I’d vomit later. That would make me feel better.

“Being exotic wasn’t a prerequisite,” I stated, my lip quivering in anger.

“No. But they thought she, yah know, fit the brand better. Tribal looking and, yah know, mysterious. Exotic. I’m sure they’ll contact us next time they need a, yah know, All-American girl or an African Queen.” Greg waggled his eyebrows at me and I almost gagged.

His office was a clutter of papers, the stacks upon stacks nearly reaching the ceiling. The window sills were lined with used coffee mugs and cups, some of them still contained liquid. The whole room stank of dust and old java. I could feel my skin drying out as I sat in his cheap pleather chairs trying not to ugly cry all over the stack of newspapers immediately in front of my feet.

“Come on, Greg. If I don’t work, you don’t get paid either.” I said, coaxing, using my best vixen voice. It was was a charming thing, watching the ugly man blush a little, trying to hide under his thick beard and throat clearing.

“I’ll find something, but you will have to forget about the, yah know, Apple project. Let me make some calls and I’ll get in touch with you tomorrow morning.”

“Afternoon?” I asked, hopefully. I didn’t like to wake before noon.

He sighed, heavily, his brown glasses slipping down over his nose. “Afternoon then.” He stood up and held out his hand. I shook it, feeling the cool sweat of his palm spread over my skin like a disease.

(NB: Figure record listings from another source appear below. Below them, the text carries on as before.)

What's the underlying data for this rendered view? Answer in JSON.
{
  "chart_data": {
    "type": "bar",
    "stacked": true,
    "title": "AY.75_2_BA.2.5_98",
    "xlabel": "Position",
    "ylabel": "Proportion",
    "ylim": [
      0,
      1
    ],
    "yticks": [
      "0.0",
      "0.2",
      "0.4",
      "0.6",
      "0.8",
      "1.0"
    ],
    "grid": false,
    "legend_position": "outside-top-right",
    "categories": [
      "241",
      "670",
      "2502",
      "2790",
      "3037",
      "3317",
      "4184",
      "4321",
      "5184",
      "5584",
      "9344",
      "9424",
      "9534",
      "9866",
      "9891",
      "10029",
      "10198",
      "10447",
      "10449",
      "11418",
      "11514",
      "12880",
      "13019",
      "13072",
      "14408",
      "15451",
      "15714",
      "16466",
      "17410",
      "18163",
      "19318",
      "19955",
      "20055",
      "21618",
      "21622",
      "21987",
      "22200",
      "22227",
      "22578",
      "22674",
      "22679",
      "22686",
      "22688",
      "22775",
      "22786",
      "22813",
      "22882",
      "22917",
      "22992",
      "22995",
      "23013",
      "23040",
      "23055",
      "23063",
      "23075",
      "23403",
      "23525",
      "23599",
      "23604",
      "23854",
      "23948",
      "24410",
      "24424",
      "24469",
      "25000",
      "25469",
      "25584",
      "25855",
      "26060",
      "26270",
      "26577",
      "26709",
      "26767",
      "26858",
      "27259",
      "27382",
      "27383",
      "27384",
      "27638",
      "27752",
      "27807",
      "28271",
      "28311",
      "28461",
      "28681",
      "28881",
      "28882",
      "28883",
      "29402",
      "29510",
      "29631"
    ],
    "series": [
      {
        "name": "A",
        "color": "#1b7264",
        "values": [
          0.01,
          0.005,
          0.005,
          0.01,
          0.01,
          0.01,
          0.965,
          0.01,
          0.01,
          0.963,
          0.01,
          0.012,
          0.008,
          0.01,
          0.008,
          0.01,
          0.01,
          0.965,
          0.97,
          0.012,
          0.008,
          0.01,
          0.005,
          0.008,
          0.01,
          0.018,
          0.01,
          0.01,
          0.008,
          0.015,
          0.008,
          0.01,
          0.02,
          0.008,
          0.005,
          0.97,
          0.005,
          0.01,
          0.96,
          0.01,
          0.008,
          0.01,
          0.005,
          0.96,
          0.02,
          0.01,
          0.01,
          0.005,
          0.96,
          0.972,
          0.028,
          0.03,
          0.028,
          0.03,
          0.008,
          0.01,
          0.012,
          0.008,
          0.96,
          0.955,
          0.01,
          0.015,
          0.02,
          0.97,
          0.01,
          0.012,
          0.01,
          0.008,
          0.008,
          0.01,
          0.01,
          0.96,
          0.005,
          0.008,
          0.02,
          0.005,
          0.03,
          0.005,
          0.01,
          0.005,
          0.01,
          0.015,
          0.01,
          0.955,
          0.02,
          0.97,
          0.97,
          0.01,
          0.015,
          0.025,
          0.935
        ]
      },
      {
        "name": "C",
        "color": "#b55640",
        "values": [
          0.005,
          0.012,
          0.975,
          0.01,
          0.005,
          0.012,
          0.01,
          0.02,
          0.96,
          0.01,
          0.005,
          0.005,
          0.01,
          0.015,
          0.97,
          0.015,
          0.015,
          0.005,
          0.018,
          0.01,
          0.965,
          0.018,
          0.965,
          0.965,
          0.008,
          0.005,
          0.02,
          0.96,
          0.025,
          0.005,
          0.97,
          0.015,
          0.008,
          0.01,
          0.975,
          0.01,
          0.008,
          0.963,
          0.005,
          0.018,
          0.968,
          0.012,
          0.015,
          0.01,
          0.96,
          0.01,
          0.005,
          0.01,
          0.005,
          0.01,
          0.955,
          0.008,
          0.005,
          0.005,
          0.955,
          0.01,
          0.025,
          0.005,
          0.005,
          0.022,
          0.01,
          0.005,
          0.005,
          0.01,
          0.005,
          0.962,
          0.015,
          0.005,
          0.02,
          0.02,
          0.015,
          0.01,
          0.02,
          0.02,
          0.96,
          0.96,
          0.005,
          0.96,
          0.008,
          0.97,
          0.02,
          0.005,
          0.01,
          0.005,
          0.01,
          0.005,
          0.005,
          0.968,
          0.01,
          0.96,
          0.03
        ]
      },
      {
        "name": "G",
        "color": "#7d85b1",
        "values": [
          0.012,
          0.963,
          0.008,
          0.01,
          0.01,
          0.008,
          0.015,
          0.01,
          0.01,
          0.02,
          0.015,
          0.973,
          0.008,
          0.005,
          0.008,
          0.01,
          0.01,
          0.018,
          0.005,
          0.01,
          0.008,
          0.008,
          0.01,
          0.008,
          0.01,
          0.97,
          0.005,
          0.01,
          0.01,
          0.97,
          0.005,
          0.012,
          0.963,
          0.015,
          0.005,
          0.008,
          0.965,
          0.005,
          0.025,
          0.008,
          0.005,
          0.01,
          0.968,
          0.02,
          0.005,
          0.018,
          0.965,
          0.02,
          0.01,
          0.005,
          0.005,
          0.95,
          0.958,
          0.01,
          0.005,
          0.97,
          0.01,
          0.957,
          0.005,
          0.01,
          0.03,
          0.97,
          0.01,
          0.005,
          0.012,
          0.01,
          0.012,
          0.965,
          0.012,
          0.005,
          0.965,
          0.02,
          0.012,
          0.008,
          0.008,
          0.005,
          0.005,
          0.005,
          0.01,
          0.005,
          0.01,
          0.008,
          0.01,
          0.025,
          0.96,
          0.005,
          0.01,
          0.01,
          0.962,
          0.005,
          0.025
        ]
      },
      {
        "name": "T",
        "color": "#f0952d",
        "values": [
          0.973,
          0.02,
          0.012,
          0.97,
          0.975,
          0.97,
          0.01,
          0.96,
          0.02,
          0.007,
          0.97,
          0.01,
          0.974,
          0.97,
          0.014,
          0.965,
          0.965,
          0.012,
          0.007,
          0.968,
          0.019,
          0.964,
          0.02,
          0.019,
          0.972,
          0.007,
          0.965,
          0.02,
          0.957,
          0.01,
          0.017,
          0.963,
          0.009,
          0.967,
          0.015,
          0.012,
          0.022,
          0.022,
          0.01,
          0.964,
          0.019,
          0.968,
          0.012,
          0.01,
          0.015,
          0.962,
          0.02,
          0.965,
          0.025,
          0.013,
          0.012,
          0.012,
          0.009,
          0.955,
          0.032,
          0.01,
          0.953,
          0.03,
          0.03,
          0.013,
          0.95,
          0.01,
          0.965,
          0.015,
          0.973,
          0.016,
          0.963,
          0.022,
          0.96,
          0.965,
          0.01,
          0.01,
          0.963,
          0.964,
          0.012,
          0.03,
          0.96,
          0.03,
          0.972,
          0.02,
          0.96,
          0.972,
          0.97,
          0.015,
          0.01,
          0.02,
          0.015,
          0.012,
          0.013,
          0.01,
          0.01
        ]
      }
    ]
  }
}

As I stood from his office, I mulled over the dwindling jobs I’d been called back for recently. As the mirrored elevator closed its doors around, enclosing me my own reflection, I studied myself. I had brash, thick eyeliner bruising my eyes, the remnant of the party last night. I still hadn’t taken yesterday’s makeup off. I looked delightfully disheveled from my cutoff denim skirt to the torn tights and the boyfriend shirt that hung off of one delicate shoulder.

I was beautiful still. Wasn’t I?

I stepped closer, my eyes lingering on the slightly darker skin under my eyes. But there were no lines or blemishes. My skin was a silky brown, as it had always been, my pink-tinted curls perfectly messy. I was still a Gorgeous, still earned the right to wear the “G” on my wrist. It would be a few years before my beauty would start to fade. A few years before the call of Leaving would have me jumping off of someone’s roof in a killer pair of pumps. Someday soon, that Irish girl in the alleyway would be me. And if my Leaving was perfect enough, they would put me in the papers. The world would remember me as beautiful forever, my image poured over the news and captured in headlines.

I threw up in an empty bathroom on the first floor and immediately felt better.